- Country of origin: Ireland
- Region: County Cork
- Town: Charleville
- Source of milk: Goat
- Pasteurised: No (heat treated)
- Texture: Semi-soft
- Weight: 170g to 500g

= Bluebell Falls =

Irish goat cheese company

Bluebell Falls is an organic goat cheese company in County Cork, Ireland.

== History ==
Bluebell Falls farm is owned by the O'Sullivan family and registered and approved as a Food Business operator. Before 1995, the farm was primarily geared towards the traditional Irish herds of cattle and sheep but at that time, started to develop new products from goat's milk. By 2008, they had a herd of 130 goats being milked. By 2011, the decision was made to switch totally to producing goats milk and cheese. The farm is located at Charleville, County Cork overlooking the Ballyhoura mountains.

==Products==
Bluebell Falls farm produces a number of goat milk cheeses from their herds of Saanen and Tangenberg goats. Their cheese is sold fresh when 24 hours old, and is made in the style of French chevre.
- Cygnus is the main cheese product produced at the farm.
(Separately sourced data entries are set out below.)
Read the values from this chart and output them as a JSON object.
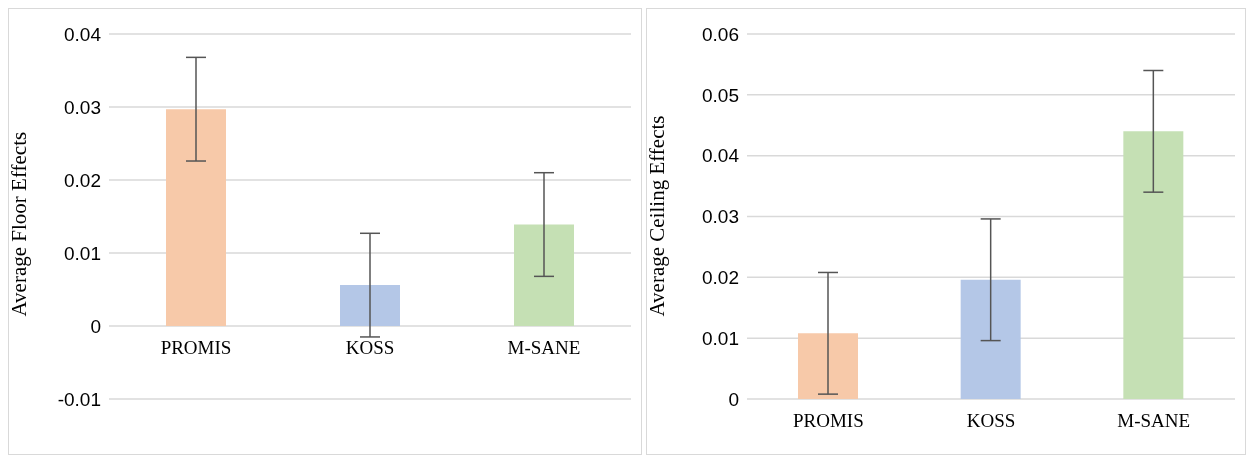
{
  "chart_data": [
    {
      "type": "bar",
      "ylabel": "Average Floor Effects",
      "categories": [
        "PROMIS",
        "KOSS",
        "M-SANE"
      ],
      "values": [
        0.0297,
        0.0056,
        0.0139
      ],
      "errors": [
        0.0071,
        0.0071,
        0.0071
      ],
      "colors": [
        "#f7c9a9",
        "#b4c7e7",
        "#c5e0b4"
      ],
      "ylim": [
        -0.01,
        0.04
      ],
      "yticks": [
        -0.01,
        0,
        0.01,
        0.02,
        0.03,
        0.04
      ],
      "grid": "y"
    },
    {
      "type": "bar",
      "ylabel": "Average Ceiling Effects",
      "categories": [
        "PROMIS",
        "KOSS",
        "M-SANE"
      ],
      "values": [
        0.0108,
        0.0196,
        0.044
      ],
      "errors": [
        0.01,
        0.01,
        0.01
      ],
      "colors": [
        "#f7c9a9",
        "#b4c7e7",
        "#c5e0b4"
      ],
      "ylim": [
        0,
        0.06
      ],
      "yticks": [
        0,
        0.01,
        0.02,
        0.03,
        0.04,
        0.05,
        0.06
      ],
      "grid": "y"
    }
  ]
}
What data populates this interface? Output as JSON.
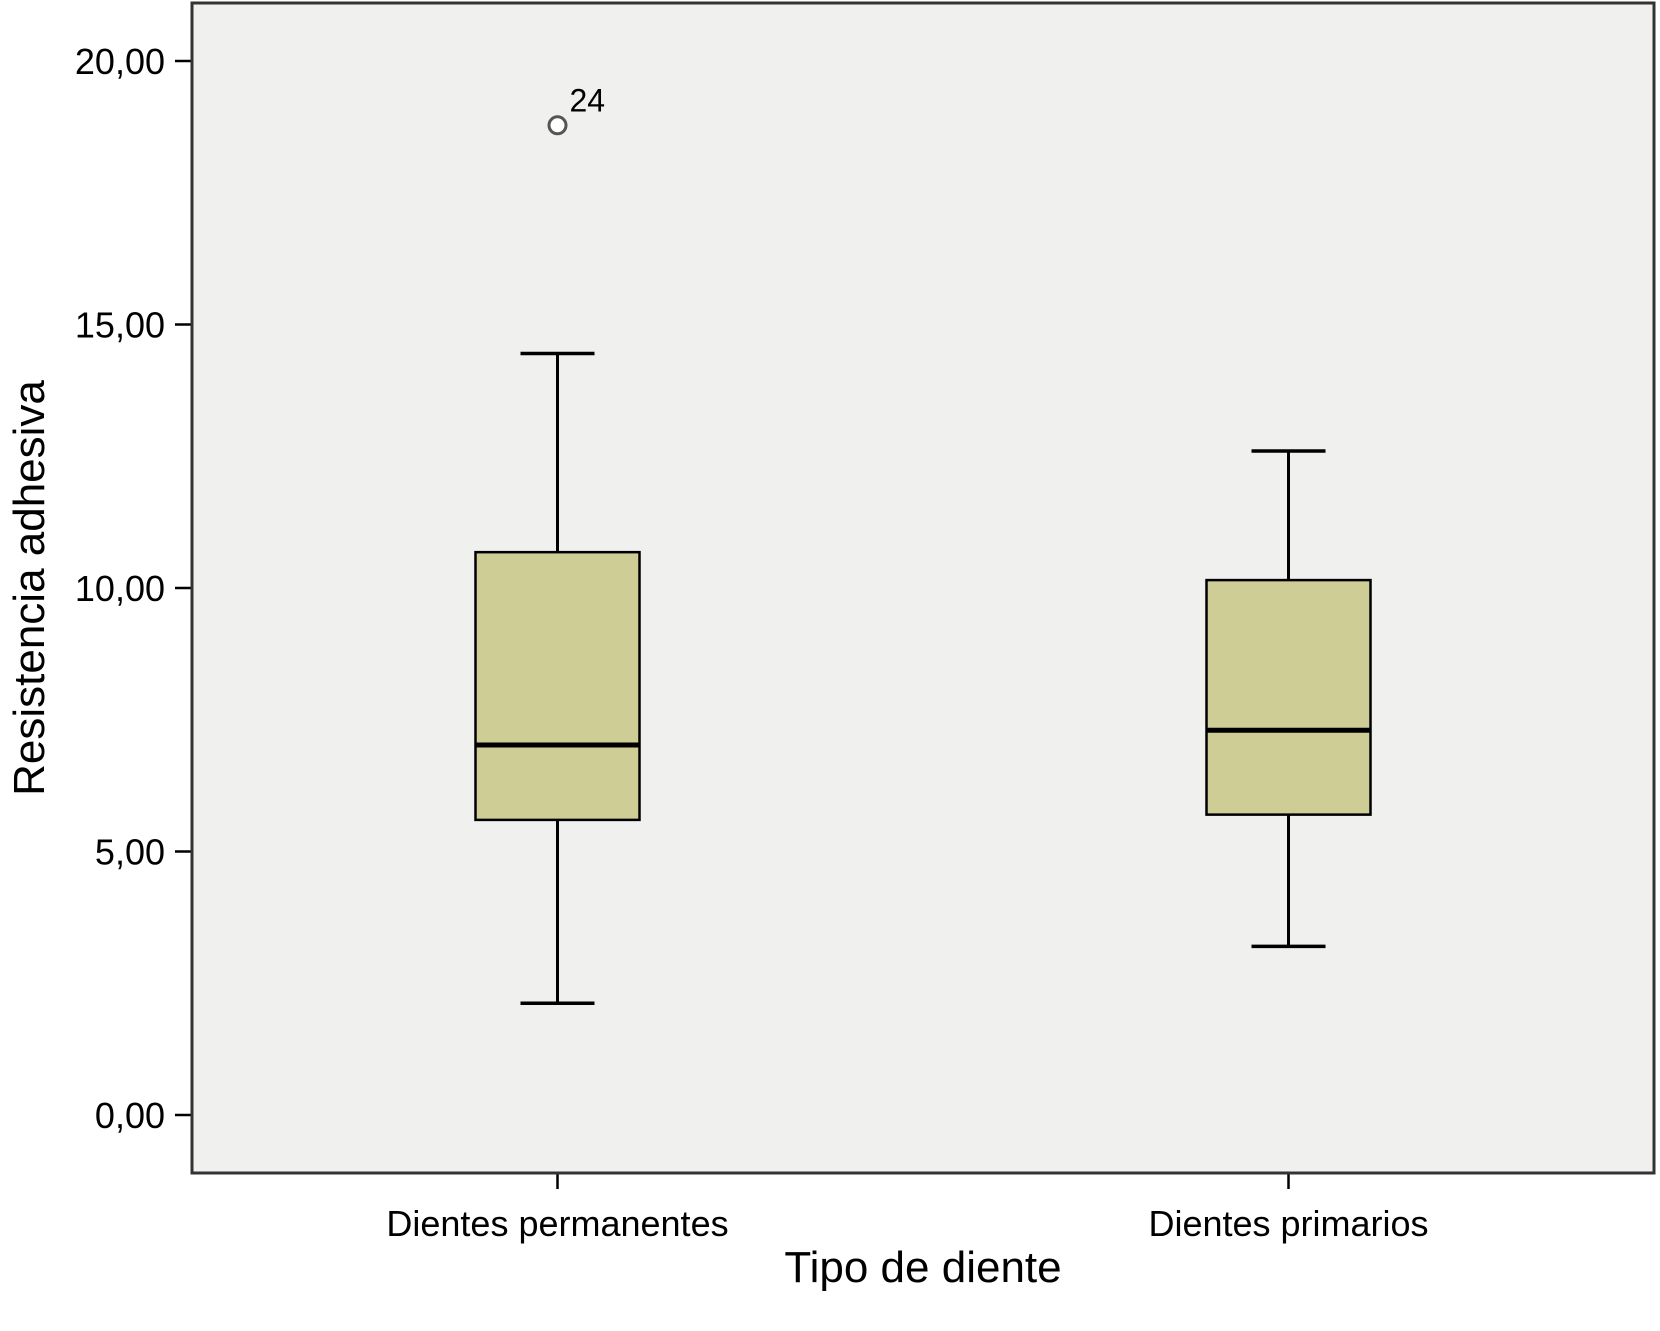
{
  "chart_data": {
    "type": "boxplot",
    "title": "",
    "xlabel": "Tipo de diente",
    "ylabel": "Resistencia adhesiva",
    "ylim": [
      -1.1,
      21.1
    ],
    "yticks": [
      0,
      5,
      10,
      15,
      20
    ],
    "ytick_labels": [
      "0,00",
      "5,00",
      "10,00",
      "15,00",
      "20,00"
    ],
    "categories": [
      "Dientes permanentes",
      "Dientes primarios"
    ],
    "boxes": [
      {
        "category": "Dientes permanentes",
        "whisker_low": 2.12,
        "q1": 5.6,
        "median": 7.02,
        "q3": 10.68,
        "whisker_high": 14.45,
        "outliers": [
          {
            "value": 18.78,
            "label": "24"
          }
        ]
      },
      {
        "category": "Dientes primarios",
        "whisker_low": 3.2,
        "q1": 5.7,
        "median": 7.3,
        "q3": 10.15,
        "whisker_high": 12.6,
        "outliers": []
      }
    ],
    "colors": {
      "box_fill": "#cfcd96",
      "plot_background": "#f0f0ef",
      "stroke": "#000000"
    },
    "grid": false,
    "legend": "none"
  }
}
It is a fresh goats cheese with a smooth texture.
- Cygnus Honey was created in 2008. It is created by the addition of garlic, honey, and thyme to the plain goats cheese.
- Cygnus Pepper was also created in 2008 by the addition of garlic, herbs, and black pepper to plain goats cheese.
- Delphinus was created in 2010 and is a white mould soft goats cheese with a buttery texture and slight mushroom taste
- Orion was created in 2010 and is a semi-hard goats cheese.
- Pegasus was created in 2008 and is a white mould soft goats cheese with a soft texture and fresh grassy taste.